From 89655a84f2b9ef952e957e90fe622de167f37859 Mon Sep 17 00:00:00 2001
From: Glenn Jocher <glenn.jocher@ultralytics.com>
Date: Sun, 20 Sep 2020 11:57:19 -0700
Subject: [PATCH] .fuse() gradient introduction bug fix

---
 utils/torch_utils.py | 38 +++++++++++++++++++-------------------
 1 file changed, 19 insertions(+), 19 deletions(-)

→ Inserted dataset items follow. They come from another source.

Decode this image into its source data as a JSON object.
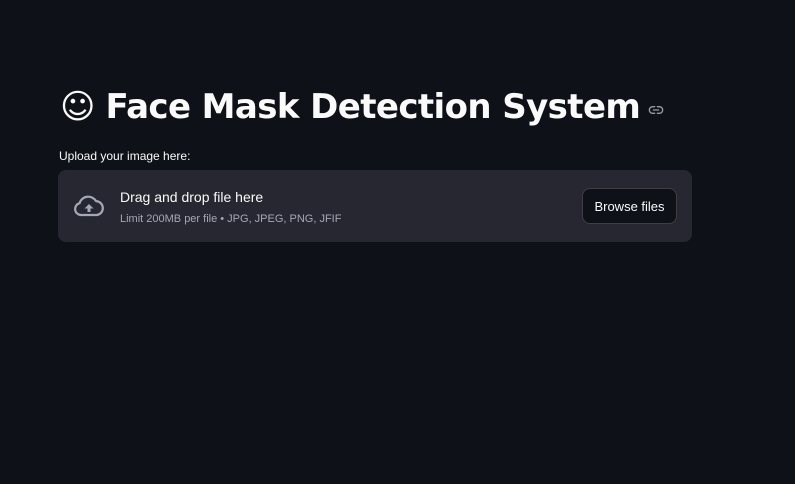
{
  "header": {
    "emoji": "☺",
    "title": "Face Mask Detection System",
    "anchor_icon": "link-icon"
  },
  "uploader": {
    "label": "Upload your image here:",
    "icon": "cloud-upload-icon",
    "drop_text": "Drag and drop file here",
    "limit_text": "Limit 200MB per file • JPG, JPEG, PNG, JFIF",
    "browse_label": "Browse files"
  },
  "colors": {
    "background": "#0e1117",
    "dropzone": "#262730",
    "text": "#fafafa",
    "muted_text": "#a3a8b8"
  }
}
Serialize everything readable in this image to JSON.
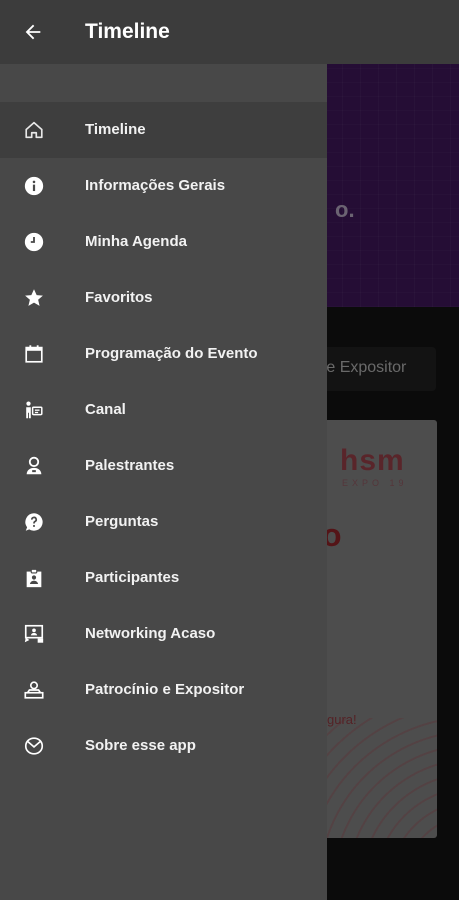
{
  "app_bar": {
    "title": "Timeline",
    "back_icon": "arrow-left-icon"
  },
  "drawer": {
    "items": [
      {
        "label": "Timeline",
        "icon": "home-icon",
        "active": true
      },
      {
        "label": "Informações Gerais",
        "icon": "info-icon",
        "active": false
      },
      {
        "label": "Minha Agenda",
        "icon": "clock-icon",
        "active": false
      },
      {
        "label": "Favoritos",
        "icon": "star-icon",
        "active": false
      },
      {
        "label": "Programação do Evento",
        "icon": "calendar-icon",
        "active": false
      },
      {
        "label": "Canal",
        "icon": "channel-icon",
        "active": false
      },
      {
        "label": "Palestrantes",
        "icon": "speaker-icon",
        "active": false
      },
      {
        "label": "Perguntas",
        "icon": "question-icon",
        "active": false
      },
      {
        "label": "Participantes",
        "icon": "badge-icon",
        "active": false
      },
      {
        "label": "Networking Acaso",
        "icon": "networking-icon",
        "active": false
      },
      {
        "label": "Patrocínio e Expositor",
        "icon": "sponsor-icon",
        "active": false
      },
      {
        "label": "Sobre esse app",
        "icon": "about-icon",
        "active": false
      }
    ]
  },
  "background": {
    "banner_text": "o.",
    "chip_label": "o e Expositor",
    "card_logo": "hsm",
    "card_logo_sub": "EXPO 19",
    "card_big_letter": "o",
    "card_small_text": "gura!"
  },
  "colors": {
    "app_bar": "#3c3c3c",
    "drawer": "#484848",
    "active_item": "#3e3e3e",
    "banner": "#4a1a6b"
  }
}
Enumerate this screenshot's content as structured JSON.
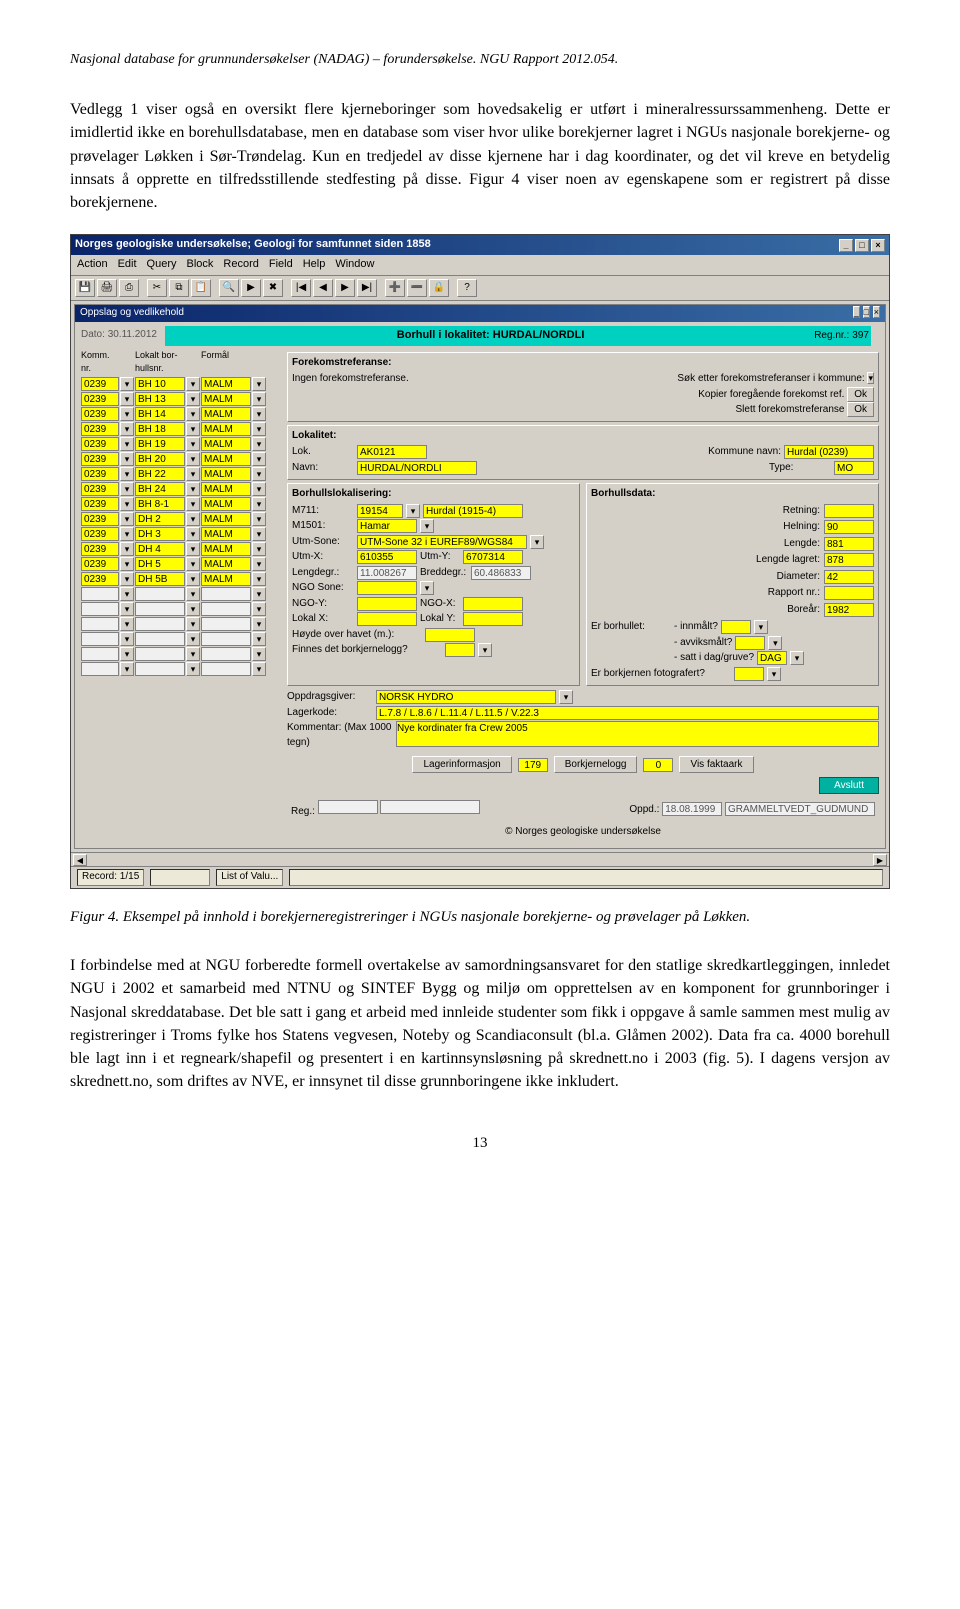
{
  "doc_header": "Nasjonal database for grunnundersøkelser (NADAG) – forundersøkelse. NGU Rapport 2012.054.",
  "para1": "Vedlegg 1 viser også en oversikt flere kjerneboringer som hovedsakelig er utført i mineralressurssammenheng. Dette er imidlertid ikke en borehullsdatabase, men en database som viser hvor ulike borekjerner lagret i NGUs nasjonale borekjerne- og prøvelager Løkken i Sør-Trøndelag. Kun en tredjedel av disse kjernene har i dag koordinater, og det vil kreve en betydelig innsats å opprette en tilfredsstillende stedfesting på disse. Figur 4 viser noen av egenskapene som er registrert på disse borekjernene.",
  "figure_caption": "Figur 4. Eksempel på innhold i borekjerneregistreringer i NGUs nasjonale borekjerne- og prøvelager på Løkken.",
  "para2": "I forbindelse med at NGU forberedte formell overtakelse av samordningsansvaret for den statlige skredkartleggingen, innledet NGU i 2002 et samarbeid med NTNU og SINTEF Bygg og miljø om opprettelsen av en komponent for grunnboringer i Nasjonal skreddatabase. Det ble satt i gang et arbeid med innleide studenter som fikk i oppgave å samle sammen mest mulig av registreringer i Troms fylke hos Statens vegvesen, Noteby og Scandiaconsult (bl.a. Glåmen 2002). Data fra ca. 4000 borehull ble lagt inn i et regneark/shapefil og presentert i en kartinnsynsløsning på skrednett.no i 2003 (fig. 5). I dagens versjon av skrednett.no, som driftes av NVE, er innsynet til disse grunnboringene ikke inkludert.",
  "page_number": "13",
  "app": {
    "title": "Norges geologiske undersøkelse;  Geologi for samfunnet siden 1858",
    "menubar": [
      "Action",
      "Edit",
      "Query",
      "Block",
      "Record",
      "Field",
      "Help",
      "Window"
    ],
    "inner_title": "Oppslag og vedlikehold",
    "date_label": "Dato:",
    "date_value": "30.11.2012",
    "header_title": "Borhull i lokalitet: HURDAL/NORDLI",
    "regnr_label": "Reg.nr.:",
    "regnr_value": "397",
    "left_headers": {
      "komm": "Komm. nr.",
      "lokalt": "Lokalt bor-hullsnr.",
      "formal": "Formål"
    },
    "rows": [
      {
        "komm": "0239",
        "hull": "BH 10",
        "formal": "MALM"
      },
      {
        "komm": "0239",
        "hull": "BH 13",
        "formal": "MALM"
      },
      {
        "komm": "0239",
        "hull": "BH 14",
        "formal": "MALM"
      },
      {
        "komm": "0239",
        "hull": "BH 18",
        "formal": "MALM"
      },
      {
        "komm": "0239",
        "hull": "BH 19",
        "formal": "MALM"
      },
      {
        "komm": "0239",
        "hull": "BH 20",
        "formal": "MALM"
      },
      {
        "komm": "0239",
        "hull": "BH 22",
        "formal": "MALM"
      },
      {
        "komm": "0239",
        "hull": "BH 24",
        "formal": "MALM"
      },
      {
        "komm": "0239",
        "hull": "BH 8-1",
        "formal": "MALM"
      },
      {
        "komm": "0239",
        "hull": "DH 2",
        "formal": "MALM"
      },
      {
        "komm": "0239",
        "hull": "DH 3",
        "formal": "MALM"
      },
      {
        "komm": "0239",
        "hull": "DH 4",
        "formal": "MALM"
      },
      {
        "komm": "0239",
        "hull": "DH 5",
        "formal": "MALM"
      },
      {
        "komm": "0239",
        "hull": "DH 5B",
        "formal": "MALM"
      }
    ],
    "forekomst": {
      "title": "Forekomstreferanse:",
      "ingen": "Ingen forekomstreferanse.",
      "sok": "Søk etter forekomstreferanser i kommune:",
      "kopier": "Kopier foregående forekomst ref.",
      "slett": "Slett forekomstreferanse",
      "ok": "Ok"
    },
    "lokalitet": {
      "title": "Lokalitet:",
      "lok_label": "Lok.",
      "lok": "AK0121",
      "kommune_label": "Kommune navn:",
      "kommune": "Hurdal (0239)",
      "navn_label": "Navn:",
      "navn": "HURDAL/NORDLI",
      "type_label": "Type:",
      "type": "MO"
    },
    "lokal": {
      "title": "Borhullslokalisering:",
      "m711_label": "M711:",
      "m711a": "19154",
      "m711b": "Hurdal (1915-4)",
      "m1501_label": "M1501:",
      "m1501": "Hamar",
      "utmsone_label": "Utm-Sone:",
      "utmsone": "UTM-Sone 32 i  EUREF89/WGS84",
      "utmx_label": "Utm-X:",
      "utmx": "610355",
      "utmy_label": "Utm-Y:",
      "utmy": "6707314",
      "lengde_label": "Lengdegr.:",
      "lengdegr": "11.008267",
      "bredde_label": "Breddegr.:",
      "breddegr": "60.486833",
      "ngosone_label": "NGO Sone:",
      "ngoy_label": "NGO-Y:",
      "ngox_label": "NGO-X:",
      "lokalx_label": "Lokal X:",
      "lokaly_label": "Lokal Y:",
      "hoyde_label": "Høyde over havet (m.):",
      "finnes_label": "Finnes det borkjernelogg?"
    },
    "borhull": {
      "title": "Borhullsdata:",
      "retning_label": "Retning:",
      "retning": "",
      "helning_label": "Helning:",
      "helning": "90",
      "lengde_label": "Lengde:",
      "lengde": "881",
      "lengdel_label": "Lengde lagret:",
      "lengdel": "878",
      "diameter_label": "Diameter:",
      "diameter": "42",
      "rapport_label": "Rapport nr.:",
      "borear_label": "Boreår:",
      "borear": "1982",
      "erborhullet_label": "Er borhullet:",
      "innmalt_label": "- innmålt?",
      "avviks_label": "- avviksmålt?",
      "satt_label": "- satt i dag/gruve?",
      "satt_value": "DAG",
      "fotografert_label": "Er borkjernen fotografert?"
    },
    "oppdrag": {
      "oppdragsgiver_label": "Oppdragsgiver:",
      "oppdragsgiver": "NORSK HYDRO",
      "lagerkode_label": "Lagerkode:",
      "lagerkode": "L.7.8 / L.8.6 / L.11.4 / L.11.5 / V.22.3",
      "kommentar_label": "Kommentar: (Max 1000 tegn)",
      "kommentar": "Nye kordinater fra Crew 2005"
    },
    "buttons": {
      "lagerinfo": "Lagerinformasjon",
      "lagerinfo_n": "179",
      "borkjerne": "Borkjernelogg",
      "borkjerne_n": "0",
      "faktaark": "Vis faktaark",
      "avslutt": "Avslutt"
    },
    "footer": {
      "reg_label": "Reg.:",
      "oppd_label": "Oppd.:",
      "oppd_date": "18.08.1999",
      "oppd_user": "GRAMMELTVEDT_GUDMUND",
      "copyright": "© Norges geologiske undersøkelse"
    },
    "status": {
      "record": "Record: 1/15",
      "list": "List of Valu..."
    }
  }
}
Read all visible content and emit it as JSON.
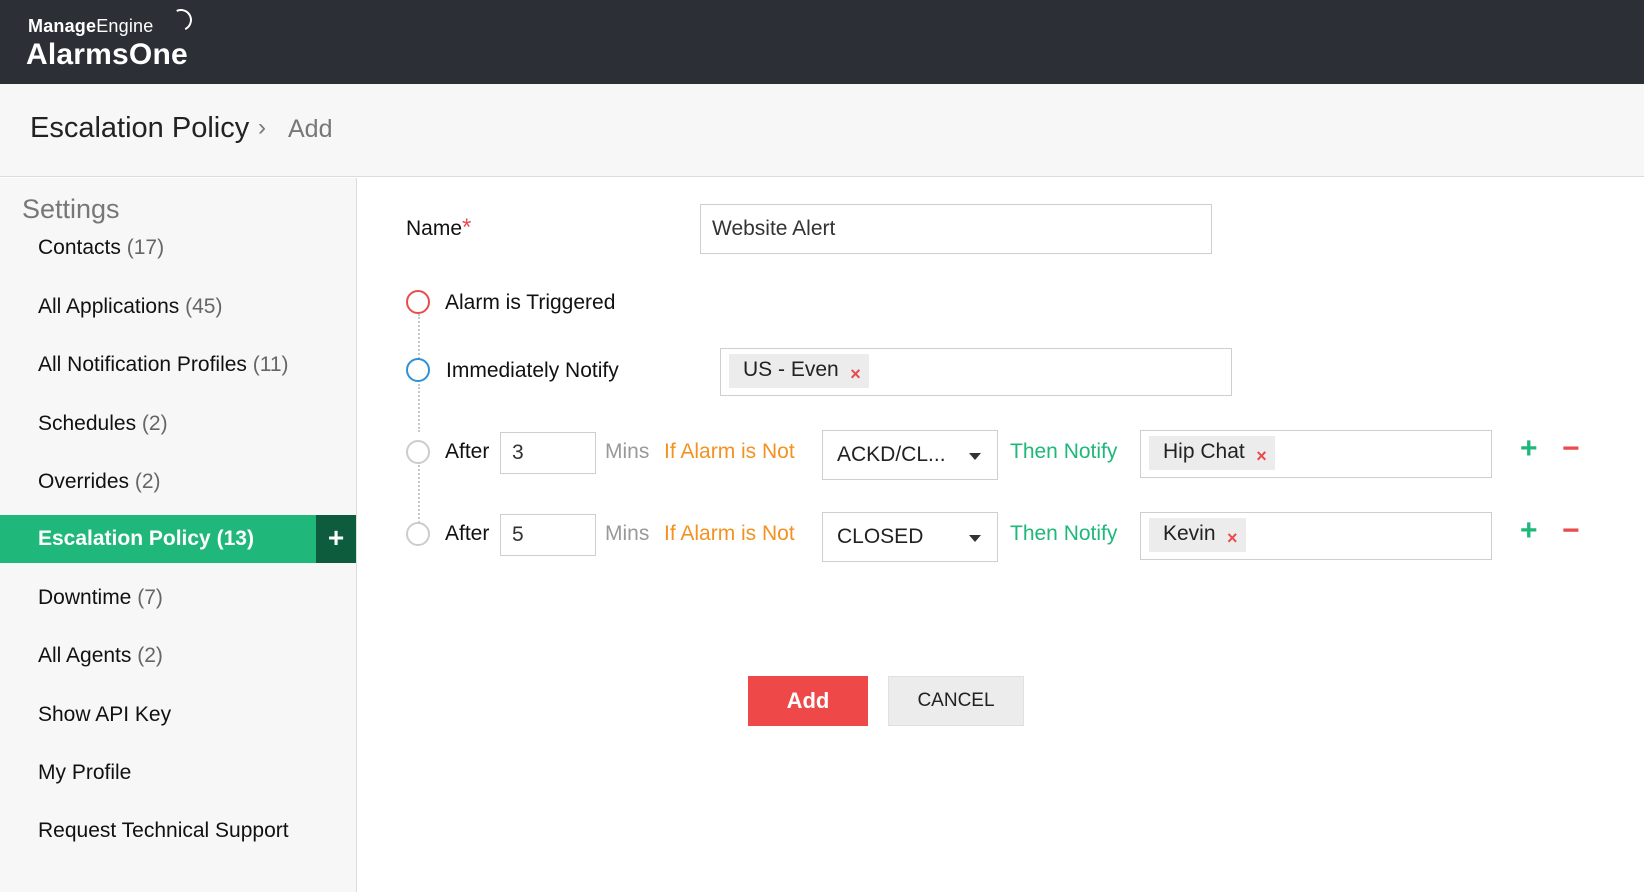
{
  "app": {
    "brand_small_bold": "Manage",
    "brand_small_rest": "Engine",
    "brand_name": "AlarmsOne"
  },
  "breadcrumb": {
    "title": "Escalation Policy",
    "separator": "›",
    "current": "Add"
  },
  "sidebar": {
    "title": "Settings",
    "items": [
      {
        "label": "Contacts",
        "count": "(17)"
      },
      {
        "label": "All Applications",
        "count": "(45)"
      },
      {
        "label": "All Notification Profiles",
        "count": "(11)"
      },
      {
        "label": "Schedules",
        "count": "(2)"
      },
      {
        "label": "Overrides",
        "count": "(2)"
      },
      {
        "label": "Escalation Policy",
        "count": "(13)",
        "active": true
      },
      {
        "label": "Downtime",
        "count": "(7)"
      },
      {
        "label": "All Agents",
        "count": "(2)"
      },
      {
        "label": "Show API Key",
        "count": ""
      },
      {
        "label": "My Profile",
        "count": ""
      },
      {
        "label": "Request Technical Support",
        "count": ""
      }
    ],
    "add_icon": "+"
  },
  "form": {
    "name_label": "Name",
    "required_mark": "*",
    "name_value": "Website Alert",
    "trigger_label": "Alarm is Triggered",
    "immediate_label": "Immediately Notify",
    "immediate_chip": "US - Even",
    "chip_remove": "×",
    "rules": [
      {
        "after_label": "After",
        "minutes": "3",
        "mins_label": "Mins",
        "condition_label": "If Alarm is Not",
        "status": "ACKD/CL...",
        "then_label": "Then Notify",
        "chip": "Hip Chat"
      },
      {
        "after_label": "After",
        "minutes": "5",
        "mins_label": "Mins",
        "condition_label": "If Alarm is Not",
        "status": "CLOSED",
        "then_label": "Then Notify",
        "chip": "Kevin"
      }
    ],
    "add_rule_icon": "+",
    "remove_rule_icon": "−"
  },
  "actions": {
    "add_label": "Add",
    "cancel_label": "CANCEL"
  },
  "colors": {
    "accent_green": "#1fb87a",
    "danger_red": "#ef4848",
    "warning_orange": "#f39220",
    "topbar_dark": "#2c2f35"
  }
}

diff --git a/utils/torch_utils.py b/utils/torch_utils.py
index bc54ab1e2..e3b23f9b8 100644
--- a/utils/torch_utils.py
+++ b/utils/torch_utils.py
@@ -104,28 +104,28 @@ def prune(model, amount=0.3):
 
 
 def fuse_conv_and_bn(conv, bn):
-    # https://tehnokv.com/posts/fusing-batchnorm-and-conv/
-    with torch.no_grad():
-        # init
-        fusedconv = nn.Conv2d(conv.in_channels,
-                              conv.out_channels,
-                              kernel_size=conv.kernel_size,
-                              stride=conv.stride,
-                              padding=conv.padding,
-                              groups=conv.groups,
-                              bias=True).to(conv.weight.device)
+    # Fuse convolution and batchnorm layers https://tehnokv.com/posts/fusing-batchnorm-and-conv/
 
-        # prepare filters
-        w_conv = conv.weight.clone().view(conv.out_channels, -1)
-        w_bn = torch.diag(bn.weight.div(torch.sqrt(bn.eps + bn.running_var)))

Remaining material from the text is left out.